Alyx menghela nafas. “Sepertinya kau tidak tahu menahu mengenai kejahatan SOS. Mungkin saja ayahmu merahasiakan bagaimana sebenarnya SOS itu, kau hanya tahu luarnya saja.”
“Jangan seperti itu. Aku lahir di Timur dan hampir tidak pernah mengurusi masalah yang terjadi di setiap sudut SOS. Ayah juga memang tidak pernah membiarkanku berkeliaran di *r*anah keadilan. Katanya aku belum cukup umur untuk ke sana.”
“Apa itu?”
“Tempat pengadilan yang bersalah. Kalau di sini, seperti sebuah kantor kejaksaan. Untuk apa Max menunjukkan data itu padamu?” tanyanya kemudian.
“Seharusnya aku yang menanyakan itu. Jane, kau mengenal Max?”

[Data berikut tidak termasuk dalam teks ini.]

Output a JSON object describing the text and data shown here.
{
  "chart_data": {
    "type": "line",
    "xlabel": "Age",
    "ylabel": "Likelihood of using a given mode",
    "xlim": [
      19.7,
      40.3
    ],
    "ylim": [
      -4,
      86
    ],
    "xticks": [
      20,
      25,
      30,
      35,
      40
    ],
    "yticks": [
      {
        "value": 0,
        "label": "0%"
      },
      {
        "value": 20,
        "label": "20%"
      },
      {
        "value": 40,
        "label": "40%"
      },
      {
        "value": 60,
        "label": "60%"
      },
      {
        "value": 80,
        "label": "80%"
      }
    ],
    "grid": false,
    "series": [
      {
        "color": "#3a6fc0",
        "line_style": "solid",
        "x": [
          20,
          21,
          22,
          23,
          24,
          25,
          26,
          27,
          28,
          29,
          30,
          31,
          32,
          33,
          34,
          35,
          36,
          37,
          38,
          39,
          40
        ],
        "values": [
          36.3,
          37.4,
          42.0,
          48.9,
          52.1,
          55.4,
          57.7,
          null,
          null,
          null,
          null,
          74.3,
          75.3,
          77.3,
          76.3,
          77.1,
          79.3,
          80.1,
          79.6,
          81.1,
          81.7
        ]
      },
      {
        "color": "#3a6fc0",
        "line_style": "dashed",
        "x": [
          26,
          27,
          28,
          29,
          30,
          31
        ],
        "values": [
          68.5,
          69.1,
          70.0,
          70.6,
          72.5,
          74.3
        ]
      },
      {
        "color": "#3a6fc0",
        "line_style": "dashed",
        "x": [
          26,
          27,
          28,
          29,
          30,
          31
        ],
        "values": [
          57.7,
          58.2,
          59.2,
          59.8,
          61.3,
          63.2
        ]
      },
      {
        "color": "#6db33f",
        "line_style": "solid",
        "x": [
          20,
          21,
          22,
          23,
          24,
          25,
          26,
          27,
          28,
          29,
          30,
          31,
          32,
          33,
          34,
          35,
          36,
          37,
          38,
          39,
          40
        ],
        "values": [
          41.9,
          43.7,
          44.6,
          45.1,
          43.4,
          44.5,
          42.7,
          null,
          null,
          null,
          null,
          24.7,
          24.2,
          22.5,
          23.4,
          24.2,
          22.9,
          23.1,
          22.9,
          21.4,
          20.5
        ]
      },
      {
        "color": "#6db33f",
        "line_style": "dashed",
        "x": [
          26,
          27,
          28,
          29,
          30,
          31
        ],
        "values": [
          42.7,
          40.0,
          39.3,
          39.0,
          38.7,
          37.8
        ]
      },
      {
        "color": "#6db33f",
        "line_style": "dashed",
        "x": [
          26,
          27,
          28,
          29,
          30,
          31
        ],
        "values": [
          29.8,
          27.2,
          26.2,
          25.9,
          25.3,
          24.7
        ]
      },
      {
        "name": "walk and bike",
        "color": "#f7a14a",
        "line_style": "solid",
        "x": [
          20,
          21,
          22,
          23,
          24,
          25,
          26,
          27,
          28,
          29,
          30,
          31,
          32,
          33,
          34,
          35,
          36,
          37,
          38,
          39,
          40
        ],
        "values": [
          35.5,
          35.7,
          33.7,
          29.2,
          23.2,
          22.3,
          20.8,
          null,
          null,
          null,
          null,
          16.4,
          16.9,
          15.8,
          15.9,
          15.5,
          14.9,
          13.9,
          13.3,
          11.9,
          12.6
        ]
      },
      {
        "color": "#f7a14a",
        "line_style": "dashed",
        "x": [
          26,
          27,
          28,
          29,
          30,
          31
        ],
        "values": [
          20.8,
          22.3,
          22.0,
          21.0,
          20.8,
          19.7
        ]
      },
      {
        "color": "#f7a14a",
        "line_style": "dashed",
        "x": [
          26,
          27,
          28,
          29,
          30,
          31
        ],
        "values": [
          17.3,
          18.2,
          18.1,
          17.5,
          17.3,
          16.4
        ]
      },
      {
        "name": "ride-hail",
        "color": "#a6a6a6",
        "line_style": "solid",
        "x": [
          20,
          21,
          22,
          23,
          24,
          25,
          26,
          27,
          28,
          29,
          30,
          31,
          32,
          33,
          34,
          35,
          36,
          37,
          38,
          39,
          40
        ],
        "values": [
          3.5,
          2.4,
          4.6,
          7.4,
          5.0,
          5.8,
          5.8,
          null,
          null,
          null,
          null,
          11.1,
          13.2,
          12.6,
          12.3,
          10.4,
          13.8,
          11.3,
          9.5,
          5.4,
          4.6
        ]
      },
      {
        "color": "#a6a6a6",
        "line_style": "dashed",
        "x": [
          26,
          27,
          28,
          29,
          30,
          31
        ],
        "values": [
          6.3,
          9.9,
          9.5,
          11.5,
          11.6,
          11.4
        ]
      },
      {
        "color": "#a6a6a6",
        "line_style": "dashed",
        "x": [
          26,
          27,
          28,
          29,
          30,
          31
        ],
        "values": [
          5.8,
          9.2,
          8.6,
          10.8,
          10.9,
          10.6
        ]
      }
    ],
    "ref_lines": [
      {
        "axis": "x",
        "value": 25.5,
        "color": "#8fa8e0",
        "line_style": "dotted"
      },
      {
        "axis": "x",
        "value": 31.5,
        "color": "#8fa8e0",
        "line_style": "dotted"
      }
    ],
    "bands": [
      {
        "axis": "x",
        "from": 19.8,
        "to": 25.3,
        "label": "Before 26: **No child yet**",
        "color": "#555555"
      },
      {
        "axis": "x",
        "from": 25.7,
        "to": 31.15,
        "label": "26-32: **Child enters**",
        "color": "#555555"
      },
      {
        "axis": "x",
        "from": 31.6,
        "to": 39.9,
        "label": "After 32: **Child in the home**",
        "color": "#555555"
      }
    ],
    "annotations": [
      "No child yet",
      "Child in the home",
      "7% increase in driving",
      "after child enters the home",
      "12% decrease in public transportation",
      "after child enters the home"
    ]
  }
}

“Ehm, kami pernah berada di kelas yang sama, satu semester, jadi aku tidak terlalu mengenalnya. Dia tidak suka
bergaul dengan orang biasa. Dia lebih suka bersama teman-temannya—anak-anak para petinggi. Aku tidak terlalu suka dengan sikapnya yang sok—dan sebenarnya aku tidak terlalu perduli. Selama ini, dia juga tidak pernah berbuat suatu kesalahan yang bisa-bisa membuat posisinya jatuh. Dia mendatangimu—kurasa itu kesalahannya yang pertama—tidak ada berita di surat kabar, itu berarti orang-orangnya pasti telah berhasil menutup mulut makelar berita."
“Sedang Ed,” Jane menambahkan, “dia adalah tangan kanan Max. Mereka selalu bersama. Dia bisa melakukan apa
saja yang diperintahkan Max—kalau Max menginginkan dia menjadi kambing hitamnya, dia pun akan mau. Dia tidak akan membiarkan Max melakukan kejahatan…”

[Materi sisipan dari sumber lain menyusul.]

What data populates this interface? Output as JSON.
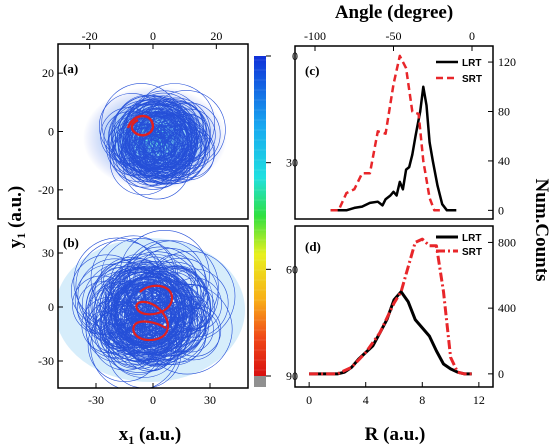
{
  "chart_data": [
    {
      "panel": "(a)",
      "type": "scatter",
      "description_of_content": "trajectory density plot",
      "xlabel": "x",
      "xlabel_sub": "1",
      "xlabel_unit": " (a.u.)",
      "ylabel": "y",
      "ylabel_sub": "1",
      "ylabel_unit": " (a.u.)",
      "xlim": [
        -30,
        30
      ],
      "ylim": [
        -30,
        30
      ],
      "xticks": [
        -20,
        0,
        20
      ],
      "yticks": [
        20,
        0,
        -20
      ],
      "xticks_top": [
        -20,
        0,
        20
      ]
    },
    {
      "panel": "(b)",
      "type": "scatter",
      "xlim": [
        -50,
        50
      ],
      "ylim": [
        -45,
        45
      ],
      "xticks": [
        -30,
        0,
        30
      ],
      "yticks": [
        30,
        0,
        -30
      ]
    },
    {
      "panel": "colorbar",
      "type": "heatmap",
      "ticks": [
        0,
        30,
        60,
        90
      ],
      "range": [
        0,
        90
      ]
    },
    {
      "panel": "(c)",
      "type": "line",
      "top_axis_label": "Angle (degree)",
      "top_xlim": [
        -100,
        0
      ],
      "top_xticks": [
        -100,
        -50,
        0
      ],
      "right_ylabel": "Num.Counts",
      "ylim": [
        0,
        130
      ],
      "yticks": [
        0,
        40,
        80,
        120
      ],
      "series": [
        {
          "name": "LRT",
          "style": "solid",
          "color": "#000000",
          "x": [
            -90,
            -80,
            -75,
            -70,
            -65,
            -60,
            -57,
            -55,
            -52,
            -50,
            -48,
            -46,
            -44,
            -42,
            -40,
            -38,
            -36,
            -35,
            -33,
            -31,
            -29,
            -27,
            -25,
            -22,
            -19,
            -16,
            -13,
            -10
          ],
          "y": [
            0,
            0,
            2,
            3,
            6,
            7,
            4,
            9,
            12,
            15,
            12,
            23,
            17,
            33,
            35,
            45,
            60,
            67,
            80,
            100,
            85,
            55,
            40,
            20,
            5,
            0,
            0,
            0
          ]
        },
        {
          "name": "SRT",
          "style": "dashed",
          "color": "#e8262a",
          "x": [
            -90,
            -85,
            -80,
            -75,
            -70,
            -65,
            -60,
            -55,
            -50,
            -46,
            -42,
            -38,
            -34,
            -31,
            -27,
            -24,
            -20
          ],
          "y": [
            0,
            0,
            14,
            17,
            30,
            30,
            64,
            62,
            102,
            125,
            115,
            80,
            78,
            40,
            10,
            0,
            0
          ]
        }
      ]
    },
    {
      "panel": "(d)",
      "type": "line",
      "xlabel": "R",
      "xlabel_unit": " (a.u.)",
      "xlim": [
        -1,
        13
      ],
      "xticks": [
        0,
        4,
        8,
        12
      ],
      "ylim": [
        -80,
        900
      ],
      "yticks": [
        0,
        400,
        800
      ],
      "series": [
        {
          "name": "LRT",
          "style": "solid",
          "color": "#000000",
          "x": [
            0,
            1,
            2,
            2.5,
            3,
            3.5,
            4,
            4.5,
            5,
            5.5,
            6,
            6.5,
            7,
            7.5,
            8,
            8.5,
            9,
            9.5,
            10,
            10.5,
            11,
            11.5
          ],
          "y": [
            0,
            0,
            0,
            10,
            40,
            90,
            130,
            170,
            250,
            330,
            450,
            500,
            440,
            330,
            280,
            230,
            140,
            60,
            30,
            10,
            0,
            0
          ]
        },
        {
          "name": "SRT",
          "style": "dashdot",
          "color": "#e8262a",
          "x": [
            0,
            1,
            2,
            3,
            4,
            5,
            6,
            6.5,
            7,
            7.5,
            8,
            8.5,
            9,
            9.5,
            10,
            10.5,
            11,
            11.5
          ],
          "y": [
            0,
            0,
            0,
            40,
            130,
            250,
            430,
            500,
            650,
            800,
            820,
            780,
            780,
            500,
            100,
            10,
            0,
            0
          ]
        }
      ]
    }
  ]
}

“Dia tidak membawa senjata hari itu, kurasa,” sela Alyx.
“Tentu… tentu. Dia ketahuan menggunakannya—terlacak. Dan tentu saja, Max yang kemudian membawa, dan hampir menggunakannya. Entah apa yang akan terjadi, kalau mahkamah tertinggi dan para petinggi tahu kalau Max
hampir saja melakukan kejahatan.”
Alyx berpikir sebentar. “Mahkamah tertinggi yang pastinya berada di ranah keadilan kan?”
“Iya.”
“Para tetinggi?”
“Para tetinggi—seperti seorang orang tua yang harus dimintai petuah, pendapat, atau nasehatnya, seperti dalam sebuah kerajaan—mereka kadang memberi perintah dan warga melaksanakannya. Mereka penentu. Bagaimana seorang pemimpin SOS harus mendapat persetujuan para petinggi di saat hari penentuan.” Jane seketika menjadi bersemangat. “Kau tahu, hari penentuan sangat menegangkan. Entah cara seperti apa para petinggi menentukan siapa yang terkuat di antara kandidat, yang jelas mereka tahu betul siapa yang berhak menjadi pemimpin. Beberapa bulan lagi—hari penentuan…”

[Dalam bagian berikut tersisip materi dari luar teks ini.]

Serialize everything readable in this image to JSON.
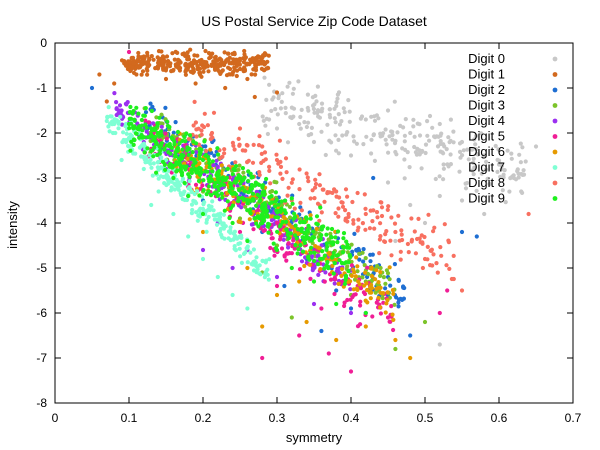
{
  "chart_data": {
    "type": "scatter",
    "title": "US Postal Service Zip Code Dataset",
    "xlabel": "symmetry",
    "ylabel": "intensity",
    "xlim": [
      0,
      0.7
    ],
    "ylim": [
      -8,
      0
    ],
    "xticks": [
      "0",
      "0.1",
      "0.2",
      "0.3",
      "0.4",
      "0.5",
      "0.6",
      "0.7"
    ],
    "yticks": [
      "0",
      "-1",
      "-2",
      "-3",
      "-4",
      "-5",
      "-6",
      "-7",
      "-8"
    ],
    "grid": false,
    "legend_position": "top-right",
    "series": [
      {
        "name": "Digit 0",
        "color": "#c8c8c8",
        "n": 260,
        "points": [
          [
            0.33,
            -1.8
          ],
          [
            0.38,
            -1.4
          ],
          [
            0.42,
            -1.7
          ],
          [
            0.45,
            -1.5
          ],
          [
            0.48,
            -2.0
          ],
          [
            0.52,
            -1.8
          ],
          [
            0.55,
            -2.2
          ],
          [
            0.58,
            -2.5
          ],
          [
            0.6,
            -2.7
          ],
          [
            0.62,
            -3.0
          ],
          [
            0.63,
            -3.3
          ],
          [
            0.65,
            -2.3
          ],
          [
            0.52,
            -3.4
          ],
          [
            0.48,
            -3.6
          ],
          [
            0.45,
            -3.1
          ],
          [
            0.4,
            -2.5
          ],
          [
            0.35,
            -2.2
          ],
          [
            0.3,
            -1.9
          ],
          [
            0.28,
            -2.3
          ],
          [
            0.5,
            -4.0
          ],
          [
            0.46,
            -4.4
          ],
          [
            0.52,
            -6.7
          ],
          [
            0.58,
            -3.8
          ],
          [
            0.55,
            -3.5
          ]
        ]
      },
      {
        "name": "Digit 1",
        "color": "#d2691e",
        "n": 320,
        "points": [
          [
            0.1,
            -0.5
          ],
          [
            0.12,
            -0.3
          ],
          [
            0.14,
            -0.4
          ],
          [
            0.16,
            -0.6
          ],
          [
            0.18,
            -0.3
          ],
          [
            0.2,
            -0.5
          ],
          [
            0.22,
            -0.6
          ],
          [
            0.24,
            -0.7
          ],
          [
            0.26,
            -0.8
          ],
          [
            0.08,
            -0.9
          ],
          [
            0.11,
            -0.7
          ],
          [
            0.15,
            -0.8
          ],
          [
            0.19,
            -0.9
          ],
          [
            0.23,
            -1.0
          ],
          [
            0.27,
            -1.2
          ],
          [
            0.3,
            -1.1
          ],
          [
            0.06,
            -0.7
          ],
          [
            0.07,
            -1.3
          ]
        ]
      },
      {
        "name": "Digit 2",
        "color": "#1e6ed2",
        "n": 170,
        "points": [
          [
            0.05,
            -1.0
          ],
          [
            0.2,
            -3.5
          ],
          [
            0.28,
            -4.2
          ],
          [
            0.34,
            -4.8
          ],
          [
            0.38,
            -5.5
          ],
          [
            0.42,
            -6.0
          ],
          [
            0.45,
            -5.2
          ],
          [
            0.48,
            -6.5
          ],
          [
            0.55,
            -4.2
          ],
          [
            0.57,
            -4.3
          ],
          [
            0.43,
            -3.0
          ],
          [
            0.36,
            -6.4
          ],
          [
            0.4,
            -5.9
          ],
          [
            0.31,
            -5.4
          ]
        ]
      },
      {
        "name": "Digit 3",
        "color": "#7cc42a",
        "n": 230,
        "points": [
          [
            0.15,
            -2.8
          ],
          [
            0.2,
            -3.3
          ],
          [
            0.25,
            -3.9
          ],
          [
            0.3,
            -4.5
          ],
          [
            0.35,
            -5.0
          ],
          [
            0.4,
            -5.6
          ],
          [
            0.44,
            -5.0
          ],
          [
            0.5,
            -6.2
          ],
          [
            0.46,
            -6.8
          ],
          [
            0.42,
            -5.3
          ],
          [
            0.32,
            -6.1
          ],
          [
            0.28,
            -5.1
          ]
        ]
      },
      {
        "name": "Digit 4",
        "color": "#9b30f0",
        "n": 230,
        "points": [
          [
            0.09,
            -1.5
          ],
          [
            0.12,
            -2.2
          ],
          [
            0.15,
            -2.8
          ],
          [
            0.18,
            -3.4
          ],
          [
            0.22,
            -4.0
          ],
          [
            0.26,
            -4.6
          ],
          [
            0.3,
            -5.2
          ],
          [
            0.35,
            -5.8
          ],
          [
            0.4,
            -6.0
          ],
          [
            0.24,
            -5.0
          ],
          [
            0.2,
            -4.6
          ]
        ]
      },
      {
        "name": "Digit 5",
        "color": "#f01e96",
        "n": 200,
        "points": [
          [
            0.1,
            -0.2
          ],
          [
            0.18,
            -3.2
          ],
          [
            0.25,
            -4.2
          ],
          [
            0.3,
            -5.4
          ],
          [
            0.33,
            -6.5
          ],
          [
            0.37,
            -6.9
          ],
          [
            0.4,
            -7.3
          ],
          [
            0.45,
            -6.1
          ],
          [
            0.53,
            -5.5
          ],
          [
            0.52,
            -6.0
          ],
          [
            0.28,
            -7.0
          ],
          [
            0.36,
            -5.9
          ]
        ]
      },
      {
        "name": "Digit 6",
        "color": "#e69a00",
        "n": 200,
        "points": [
          [
            0.2,
            -4.2
          ],
          [
            0.26,
            -5.0
          ],
          [
            0.3,
            -5.6
          ],
          [
            0.34,
            -6.2
          ],
          [
            0.38,
            -6.6
          ],
          [
            0.42,
            -6.3
          ],
          [
            0.46,
            -6.6
          ],
          [
            0.33,
            -5.3
          ],
          [
            0.28,
            -6.3
          ],
          [
            0.48,
            -7.0
          ]
        ]
      },
      {
        "name": "Digit 7",
        "color": "#7fffd4",
        "n": 260,
        "points": [
          [
            0.08,
            -1.8
          ],
          [
            0.1,
            -2.3
          ],
          [
            0.12,
            -2.8
          ],
          [
            0.14,
            -3.3
          ],
          [
            0.16,
            -3.8
          ],
          [
            0.18,
            -4.3
          ],
          [
            0.2,
            -4.8
          ],
          [
            0.22,
            -5.2
          ],
          [
            0.24,
            -5.6
          ],
          [
            0.26,
            -5.9
          ],
          [
            0.09,
            -2.6
          ],
          [
            0.13,
            -3.6
          ]
        ]
      },
      {
        "name": "Digit 8",
        "color": "#f87060",
        "n": 200,
        "points": [
          [
            0.25,
            -1.9
          ],
          [
            0.28,
            -2.3
          ],
          [
            0.3,
            -2.6
          ],
          [
            0.34,
            -2.9
          ],
          [
            0.38,
            -3.3
          ],
          [
            0.42,
            -3.8
          ],
          [
            0.46,
            -4.2
          ],
          [
            0.5,
            -4.8
          ],
          [
            0.55,
            -5.5
          ],
          [
            0.64,
            -3.8
          ],
          [
            0.32,
            -3.5
          ],
          [
            0.36,
            -4.1
          ]
        ]
      },
      {
        "name": "Digit 9",
        "color": "#1ef01e",
        "n": 480,
        "points": [
          [
            0.1,
            -1.8
          ],
          [
            0.13,
            -2.4
          ],
          [
            0.16,
            -3.0
          ],
          [
            0.18,
            -3.4
          ],
          [
            0.2,
            -3.8
          ],
          [
            0.22,
            -3.2
          ],
          [
            0.24,
            -4.0
          ],
          [
            0.26,
            -4.4
          ],
          [
            0.28,
            -4.0
          ],
          [
            0.3,
            -4.6
          ],
          [
            0.32,
            -5.0
          ],
          [
            0.35,
            -5.3
          ],
          [
            0.38,
            -5.8
          ],
          [
            0.42,
            -6.0
          ],
          [
            0.25,
            -3.0
          ],
          [
            0.2,
            -2.6
          ]
        ]
      }
    ]
  }
}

“Dan Max adalah salah satu
kandidatnya?”
“Bagaimana kau tahu?”
“Seperti yang kau katakan.”
“Aku sudah mengatakannya, yah?”
“Kurang lebih seperti itu. Oh iya,
kulihat Max masih muda. Apa tidak masalah membiarkan seseorang sepertinya
memimpin sebuah Negara.”
“Ah, kau harus tahu bagaimana keluarga kerajaan dididik. Mereka-para kandidat—kesemuanya adalah keturunan para pemimpin SOS. Mereka dididik dalam lingkup yang sama, jadi mereka bersaing secara sehat, kurasa. Dan Max adalah cucu dari pemimpin ke-59 yang sekarang menjadi kandidat yang sedang dibicarakan. Sedang ayah Max hanya mampu menjadi mantan kandidat yang dikalahkan oleh pemimpin SOS sekarang. Begitulah yang kuketahui mengenai Max.”